Le CSA saisi pour des blagues douteuses au «Grand Journal» envers une journaliste transgenre

- Avec AFP

Capture d'écran, JGJ
Capture d'écran, JGJ

Le CSA a été saisi le 6 septembre par l'association des journalistes LGBT (AJL) pour des blagues jugées «transphobes» tenues dans le «Grand Journal» envers la journaliste transgenre Brigitte Boréale, a annoncé l'AJL sur son site.

«Brigitte Boréale a fait, lundi 5 septembre, ses débuts au Grand Journal de Canal+ en tant que nouvelle chroniqueuse.
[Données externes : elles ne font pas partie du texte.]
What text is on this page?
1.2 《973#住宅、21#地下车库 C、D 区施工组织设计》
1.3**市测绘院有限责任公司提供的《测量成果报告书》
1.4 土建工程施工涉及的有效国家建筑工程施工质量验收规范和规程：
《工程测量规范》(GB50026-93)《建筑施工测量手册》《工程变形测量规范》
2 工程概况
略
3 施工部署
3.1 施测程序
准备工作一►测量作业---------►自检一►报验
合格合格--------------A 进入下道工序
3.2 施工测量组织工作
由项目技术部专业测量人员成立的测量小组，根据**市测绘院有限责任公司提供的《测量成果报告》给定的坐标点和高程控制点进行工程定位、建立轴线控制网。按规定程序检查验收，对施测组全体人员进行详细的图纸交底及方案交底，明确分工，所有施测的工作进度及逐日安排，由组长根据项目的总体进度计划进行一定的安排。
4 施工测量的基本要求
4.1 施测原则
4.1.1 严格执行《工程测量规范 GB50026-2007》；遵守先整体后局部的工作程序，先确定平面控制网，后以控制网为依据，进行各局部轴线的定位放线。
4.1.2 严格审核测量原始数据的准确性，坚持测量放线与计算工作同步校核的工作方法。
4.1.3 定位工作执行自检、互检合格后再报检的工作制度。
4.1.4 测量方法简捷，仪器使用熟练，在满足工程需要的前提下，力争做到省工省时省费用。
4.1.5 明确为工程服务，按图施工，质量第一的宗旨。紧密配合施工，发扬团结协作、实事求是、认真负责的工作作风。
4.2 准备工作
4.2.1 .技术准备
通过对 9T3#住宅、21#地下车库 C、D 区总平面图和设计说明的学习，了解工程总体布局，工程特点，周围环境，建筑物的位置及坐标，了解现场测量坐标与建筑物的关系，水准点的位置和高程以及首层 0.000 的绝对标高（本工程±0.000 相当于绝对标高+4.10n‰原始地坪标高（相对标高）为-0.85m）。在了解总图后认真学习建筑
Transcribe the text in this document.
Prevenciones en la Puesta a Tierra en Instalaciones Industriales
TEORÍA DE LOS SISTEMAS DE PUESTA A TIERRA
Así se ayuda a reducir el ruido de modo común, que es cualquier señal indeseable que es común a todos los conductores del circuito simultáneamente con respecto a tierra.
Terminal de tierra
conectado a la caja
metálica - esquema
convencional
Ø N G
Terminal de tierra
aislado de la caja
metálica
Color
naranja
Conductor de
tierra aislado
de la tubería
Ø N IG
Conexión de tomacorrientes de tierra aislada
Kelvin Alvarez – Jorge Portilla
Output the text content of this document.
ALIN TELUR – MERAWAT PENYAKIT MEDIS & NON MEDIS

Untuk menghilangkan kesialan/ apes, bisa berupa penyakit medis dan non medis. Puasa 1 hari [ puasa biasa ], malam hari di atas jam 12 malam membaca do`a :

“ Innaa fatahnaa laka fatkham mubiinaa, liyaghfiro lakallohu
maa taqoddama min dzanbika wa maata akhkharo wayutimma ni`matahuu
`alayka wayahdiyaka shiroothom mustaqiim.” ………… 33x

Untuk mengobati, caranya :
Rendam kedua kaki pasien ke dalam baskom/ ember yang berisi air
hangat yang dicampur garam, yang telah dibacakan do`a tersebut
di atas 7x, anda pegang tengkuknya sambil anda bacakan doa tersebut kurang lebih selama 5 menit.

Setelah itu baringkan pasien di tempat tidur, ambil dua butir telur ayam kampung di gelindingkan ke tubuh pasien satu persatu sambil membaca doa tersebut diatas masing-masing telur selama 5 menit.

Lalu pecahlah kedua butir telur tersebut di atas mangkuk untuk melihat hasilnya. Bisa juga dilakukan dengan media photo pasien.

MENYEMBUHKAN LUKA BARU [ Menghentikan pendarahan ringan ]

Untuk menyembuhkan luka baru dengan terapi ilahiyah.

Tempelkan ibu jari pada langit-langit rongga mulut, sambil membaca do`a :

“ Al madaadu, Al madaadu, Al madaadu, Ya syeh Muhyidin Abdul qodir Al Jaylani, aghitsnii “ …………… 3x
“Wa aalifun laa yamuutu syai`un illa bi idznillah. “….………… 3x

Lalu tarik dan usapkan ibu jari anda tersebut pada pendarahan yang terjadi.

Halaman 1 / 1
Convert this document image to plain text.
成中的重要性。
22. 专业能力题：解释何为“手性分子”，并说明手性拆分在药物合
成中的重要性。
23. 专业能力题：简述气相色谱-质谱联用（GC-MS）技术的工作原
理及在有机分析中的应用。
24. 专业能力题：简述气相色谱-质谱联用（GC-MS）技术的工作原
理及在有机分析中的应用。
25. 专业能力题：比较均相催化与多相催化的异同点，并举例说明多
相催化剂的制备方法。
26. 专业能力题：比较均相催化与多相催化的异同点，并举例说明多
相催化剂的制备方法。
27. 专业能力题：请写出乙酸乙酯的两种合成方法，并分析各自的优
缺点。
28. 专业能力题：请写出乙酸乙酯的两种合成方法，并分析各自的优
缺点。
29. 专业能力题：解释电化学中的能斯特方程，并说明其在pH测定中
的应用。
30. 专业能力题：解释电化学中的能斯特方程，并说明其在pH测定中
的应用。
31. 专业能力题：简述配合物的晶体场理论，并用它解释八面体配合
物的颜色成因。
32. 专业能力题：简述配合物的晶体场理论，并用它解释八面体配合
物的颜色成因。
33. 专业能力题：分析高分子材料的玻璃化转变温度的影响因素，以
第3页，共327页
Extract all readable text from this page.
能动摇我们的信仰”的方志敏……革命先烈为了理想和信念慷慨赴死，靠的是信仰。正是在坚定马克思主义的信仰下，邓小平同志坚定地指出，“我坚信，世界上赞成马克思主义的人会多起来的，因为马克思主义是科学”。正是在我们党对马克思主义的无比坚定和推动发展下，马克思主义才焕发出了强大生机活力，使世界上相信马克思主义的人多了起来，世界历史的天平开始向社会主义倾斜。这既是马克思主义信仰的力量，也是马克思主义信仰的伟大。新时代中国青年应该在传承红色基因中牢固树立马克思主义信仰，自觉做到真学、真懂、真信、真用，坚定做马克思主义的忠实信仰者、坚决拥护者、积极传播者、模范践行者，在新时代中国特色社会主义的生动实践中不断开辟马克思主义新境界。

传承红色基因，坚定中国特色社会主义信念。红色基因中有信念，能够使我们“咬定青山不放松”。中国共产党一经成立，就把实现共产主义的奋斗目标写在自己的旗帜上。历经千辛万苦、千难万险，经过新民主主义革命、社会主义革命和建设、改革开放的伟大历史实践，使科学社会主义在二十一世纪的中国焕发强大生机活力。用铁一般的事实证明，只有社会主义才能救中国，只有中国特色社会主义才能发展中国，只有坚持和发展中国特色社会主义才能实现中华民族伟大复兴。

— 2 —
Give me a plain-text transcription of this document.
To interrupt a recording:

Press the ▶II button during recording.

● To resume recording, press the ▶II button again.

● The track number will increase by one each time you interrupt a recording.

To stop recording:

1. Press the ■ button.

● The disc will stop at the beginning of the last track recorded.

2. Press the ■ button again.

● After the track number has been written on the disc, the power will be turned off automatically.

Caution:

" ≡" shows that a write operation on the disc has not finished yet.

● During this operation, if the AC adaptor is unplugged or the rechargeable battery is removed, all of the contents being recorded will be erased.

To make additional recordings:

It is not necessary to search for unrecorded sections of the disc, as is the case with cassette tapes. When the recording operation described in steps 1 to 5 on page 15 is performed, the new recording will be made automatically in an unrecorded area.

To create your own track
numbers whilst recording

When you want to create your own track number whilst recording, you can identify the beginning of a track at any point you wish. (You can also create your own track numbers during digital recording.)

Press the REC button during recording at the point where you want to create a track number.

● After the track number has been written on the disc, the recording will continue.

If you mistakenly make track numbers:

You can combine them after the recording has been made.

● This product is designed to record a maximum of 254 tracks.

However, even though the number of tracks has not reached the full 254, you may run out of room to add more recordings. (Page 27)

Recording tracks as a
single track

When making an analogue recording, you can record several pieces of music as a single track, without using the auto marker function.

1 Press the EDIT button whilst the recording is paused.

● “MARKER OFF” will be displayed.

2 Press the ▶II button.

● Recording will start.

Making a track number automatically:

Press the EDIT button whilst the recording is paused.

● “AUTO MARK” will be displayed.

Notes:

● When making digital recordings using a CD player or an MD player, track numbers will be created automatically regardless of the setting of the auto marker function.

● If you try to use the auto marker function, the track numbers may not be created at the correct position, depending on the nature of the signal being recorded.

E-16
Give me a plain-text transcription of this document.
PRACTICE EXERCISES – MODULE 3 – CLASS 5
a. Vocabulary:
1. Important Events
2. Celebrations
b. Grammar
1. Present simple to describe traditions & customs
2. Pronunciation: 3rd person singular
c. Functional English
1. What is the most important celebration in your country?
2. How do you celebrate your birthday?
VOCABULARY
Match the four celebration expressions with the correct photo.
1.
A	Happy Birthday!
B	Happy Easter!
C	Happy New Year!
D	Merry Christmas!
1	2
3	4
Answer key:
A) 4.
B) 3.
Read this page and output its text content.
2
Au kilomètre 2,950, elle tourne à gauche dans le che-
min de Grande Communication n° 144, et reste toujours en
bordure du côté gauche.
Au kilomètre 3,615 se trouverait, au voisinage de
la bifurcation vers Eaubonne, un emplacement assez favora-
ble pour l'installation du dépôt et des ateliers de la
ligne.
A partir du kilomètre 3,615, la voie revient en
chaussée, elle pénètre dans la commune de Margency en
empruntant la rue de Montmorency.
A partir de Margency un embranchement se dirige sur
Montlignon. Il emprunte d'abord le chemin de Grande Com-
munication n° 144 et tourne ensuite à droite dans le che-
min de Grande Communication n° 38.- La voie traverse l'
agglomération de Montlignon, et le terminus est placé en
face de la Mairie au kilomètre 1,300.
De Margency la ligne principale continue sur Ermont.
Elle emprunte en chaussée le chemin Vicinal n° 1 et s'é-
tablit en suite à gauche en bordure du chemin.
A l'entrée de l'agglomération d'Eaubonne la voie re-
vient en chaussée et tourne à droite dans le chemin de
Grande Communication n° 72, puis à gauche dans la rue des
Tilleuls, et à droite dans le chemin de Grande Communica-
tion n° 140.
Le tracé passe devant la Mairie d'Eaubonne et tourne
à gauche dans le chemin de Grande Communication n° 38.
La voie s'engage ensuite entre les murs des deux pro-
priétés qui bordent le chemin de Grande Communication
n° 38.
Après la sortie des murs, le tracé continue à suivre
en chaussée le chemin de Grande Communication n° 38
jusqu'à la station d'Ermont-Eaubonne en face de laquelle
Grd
Hélas, ce pas en avant dans la visibilité des personnes trans s’est tout de suite accompagné d’un bond en arrière lorsque son collègue Lamine Lezghad, dans sa chronique, a lancé à Brigitte Boréale : "Nous, les mecs, quand on est stressés, une petite [masturbation], ça détend. Hein, Brigitte?"», a rappelé l'AJL dans un communiqué.

Puis Ornella Fleury, la nouvelle Miss Météo de l’émission, a enchaîné : «Bonsoir monsieur-dame, enfin Brigitte», avant de continuer «Brigitte, on te connaît très peu et du coup je trouve ça un peu excitant, ça me donne envie de faire un plan à trois.»

«Ces remarques ne sont pas drôles, elles sont injurieuses pour la journaliste Brigitte Boréale et pour toutes les personnes trans. Elles nient le fait que Brigitte Boréale est une femme — sous-entendant qu’elle serait aussi, simultanément, un "monsieur". Elles la cantonnent à des questions d’ordre sexuel et génital», estime l'AJL.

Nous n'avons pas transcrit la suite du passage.